Von Ralf Geißler | 31.03.2012
    "Gut, sind soweit alle da?"

    Morgens in Leipzig. Katja Zücker steht vor 16 Berufsschülern im Robotron Bildungszentrum – einer privaten Weiterbildungseinrichtung, in der sich Zuwanderer fit machen können für den deutschen Arbeitsmarkt.

    "Wir beginnen wie immer mit der trockenen Grammatik gleich früh, wo der Kopf noch ein bisschen frischer sein muss."

    Auf dem Stundenplan steht Deutsch für Bürokaufleute. Die Schüler wollen technisch-kaufmännische Fachkräfte werden. Zücker hilft ihnen dabei.

    "Das heißt heute: Sie haben alle noch das Blatt von letzter Woche: unsere Relativsätze, die wir uns anschauen wollen. Sie werden auch einen Brief wieder schreiben. Letzte Woche habe ich Sie ja davon befreit. Heute müssen Sie leider in den sauren Apfel beißen."

    Zückers Schüler sind allesamt Migranten, stammen aus Vietnam, China und Osteuropa. Im Bildungszentrum wollen sie das lernen, was erforderlich ist, um in Deutschland einen Job zu bekommen. Viktoria Hochalta wurde in Russland geboren. Sie kam vor sechs Jahren als Spätaussiedlerin nach Deutschland. Einen Berufsabschluss hatte sie da eigentlich schon im Gepäck.

    "Ich habe Schule fertig gemacht und habe Ausbildung abgeschlossen. Ich bin Buchhalterin von Beruf."

    Doch der 26-Jährigen ging es wie vielen Migranten. Sie wollte als Buchhalterin arbeiten, bekam aber immer wieder gesagt, dass ihr russischer Abschluss nicht ausreiche. Sie müsse ihn in einen in Deutschland gültigen übertragen lassen.

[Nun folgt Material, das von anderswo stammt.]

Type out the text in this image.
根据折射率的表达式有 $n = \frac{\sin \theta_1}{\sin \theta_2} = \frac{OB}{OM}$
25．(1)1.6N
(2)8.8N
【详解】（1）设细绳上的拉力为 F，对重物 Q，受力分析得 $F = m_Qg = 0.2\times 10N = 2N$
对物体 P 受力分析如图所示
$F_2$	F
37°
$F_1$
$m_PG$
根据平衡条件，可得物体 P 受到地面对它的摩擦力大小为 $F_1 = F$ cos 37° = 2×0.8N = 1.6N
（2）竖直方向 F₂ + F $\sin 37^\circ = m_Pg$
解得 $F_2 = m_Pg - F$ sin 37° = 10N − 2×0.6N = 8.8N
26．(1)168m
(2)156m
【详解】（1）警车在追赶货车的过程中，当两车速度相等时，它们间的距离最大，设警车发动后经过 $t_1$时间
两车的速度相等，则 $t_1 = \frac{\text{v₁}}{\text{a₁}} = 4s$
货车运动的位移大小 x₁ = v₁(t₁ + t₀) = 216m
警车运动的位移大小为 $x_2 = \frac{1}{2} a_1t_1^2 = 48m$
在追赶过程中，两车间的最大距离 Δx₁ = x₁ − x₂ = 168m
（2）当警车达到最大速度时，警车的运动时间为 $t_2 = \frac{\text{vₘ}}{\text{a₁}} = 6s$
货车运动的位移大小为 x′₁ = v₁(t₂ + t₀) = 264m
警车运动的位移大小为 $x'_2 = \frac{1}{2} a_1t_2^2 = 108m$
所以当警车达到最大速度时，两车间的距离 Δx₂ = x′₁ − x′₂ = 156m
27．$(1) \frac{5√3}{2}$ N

    "Ich habe Papiere nach Dresden ins Bildungsministerium geschickt. Und es wurde nicht anerkannt. Leider. Muss ich was Neues machen oder noch mal das Gleiche lernen."

    Und so lernt Hochalta derzeit noch einmal die Grundlagen der Buchhaltung – und deutsche Besonderheiten im Arbeits- und Steuerrecht. Neben ihr sitzt Anna Mock. Sie stammt aus der Ukraine, hat dort landesüblich nach elf Jahren Abitur gemacht. Den deutschen Behörden reichte das nicht aus. Sie schickten Anna Mock erneut in die Schule – für einen deutschen Realschulabschluss, denn fürs Gymnasium waren ihre Deutschkenntnisse zu schlecht.

    "Das war natürlich schwieriger. Ich war älter als alle anderen. Mit 18 habe ich die neunte und die zehnte Klasse gemacht. Das war natürlich kompliziert. Aber jetzt verbessere ich mich. Ich bin hier, um mein Deutsch zu verbessern."

    Ungenügende Deutschkenntnisse sind für viele Migranten die größte Hürde bei der Suche nach Arbeit. Doch nicht weniger hinderlich sind die nicht anerkannten Abschlüsse. Im Robotron Bildungszentrum können die Migranten einen Abschluss bekommen. Finanziert vom Europäischen Sozialfonds und dem Freistaat Sachsen. Die Ausbildung zur technisch-kaufmännischen Fachkraft dauert ein Jahr. Und die Nachfrage ist groß. Frank Dennhardt ist Niederlassungsleiter. Er sagt, 75 Prozent seiner Absolventen finden anschließend einen Job.

    "Zielrichtung sind kleine und mittelständische Unternehmen. Und dort aber ziemlich breit vom Einsatzspektrum her. Das geht los: Wir haben ehemalige Teilnehmer in Reisebüros, in Übersetzungsbüros, in Steuerberatungsbüros aber auch selbstständig im Gastronomiebereich."

    Bevor die Migranten sein Bildungszentrum verlassen, absolvieren sie noch ein zweimonatiges Praktikum. Die Fachprüfung nimmt die Handwerkskammer ab, die Sprachprüfung das Goethe-Institut.

    "Gut die meisten sind soweit fertig. Gehen wir es durch."

    Zurück im Unterricht.

    "Wie fragen wir nach dem Dativ? Wie ist das Fragewort immer?"

    Katja Zücker übt mit den Schülern noch immer deutsche Grammatik. Auffallend ist: In der Klasse sitzen fast nur Frauen.

    "Das ist das typische Bild leider. Woran das liegt, kann ich ihnen nicht sagen. Aber das ist so das typische Bild, dass wir meistens nur vier Männer im Kurs haben, im Schnitt aber so 18 Teilnehmer insgesamt. Und die Männer sind leider immer in der Unterzahl."

    Künftig sollen ausländische Abschlüsse in Deutschland einfacher anerkannt werden. Ausbildungen speziell für Migranten werden dann nicht mehr so dringend benötigt wie heute. Und doch ist Zücker sicher, dass sie weiterhin gebraucht wird – als Deutschlehrerin.

    "Selbst wenn sie einen anerkannten Abschluss haben, sind eben die Sprachkenntnisse noch unabdingbar. Dass das einfach vorhanden ist, dass sie hier vernünftig kommunizieren können und eindeutig kommunizieren können."